Are you familiar with new technologies applied to housing, such as composite materials?
New materials and design methods are rather foreign to me, except for laser or water cutting, which allow me to obtain organic forms from natural stones or marble. It is the work on the single pieces and in an artisanal way which characterizes the forms of “my innovation”.
And the integration of outdoor into indoor?
It is becoming more and more important in my work because the projects I carry out now depend on large exterior volumes where the environment and the perspectives are in the foreground. The destiny of a house or a villa depends on the exterior as well as the interior.

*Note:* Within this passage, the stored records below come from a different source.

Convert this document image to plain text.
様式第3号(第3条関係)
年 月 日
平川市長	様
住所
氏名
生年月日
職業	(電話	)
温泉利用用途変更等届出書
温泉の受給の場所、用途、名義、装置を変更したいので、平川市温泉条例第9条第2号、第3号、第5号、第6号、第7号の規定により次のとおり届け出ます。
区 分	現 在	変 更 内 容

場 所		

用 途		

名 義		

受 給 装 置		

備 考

What is your favorite room in the house?
I have always liked designing kitchens, because this room of the house allows for wide-ranging aesthetic and technical interventions. In the best of cases, I don’t make a clean sweep of the past and I integrate old elements with new ones. I am currently working on a house in Uccle, where the kitchen dates back to the 1940s (the year the property was built) and is being renovated as if it had naturally evolved over time, with various additions of materials for the facades, a new worktop…
What does your house look like?
It is a house from 1929. A typical house in the real estate landscape in Brussels. Its volumes are very pleasant. I renovated it as my business evolved. The design pieces I draw, finished products or prototypes, often pass through my house, which allows me to adapt them before launching the final production.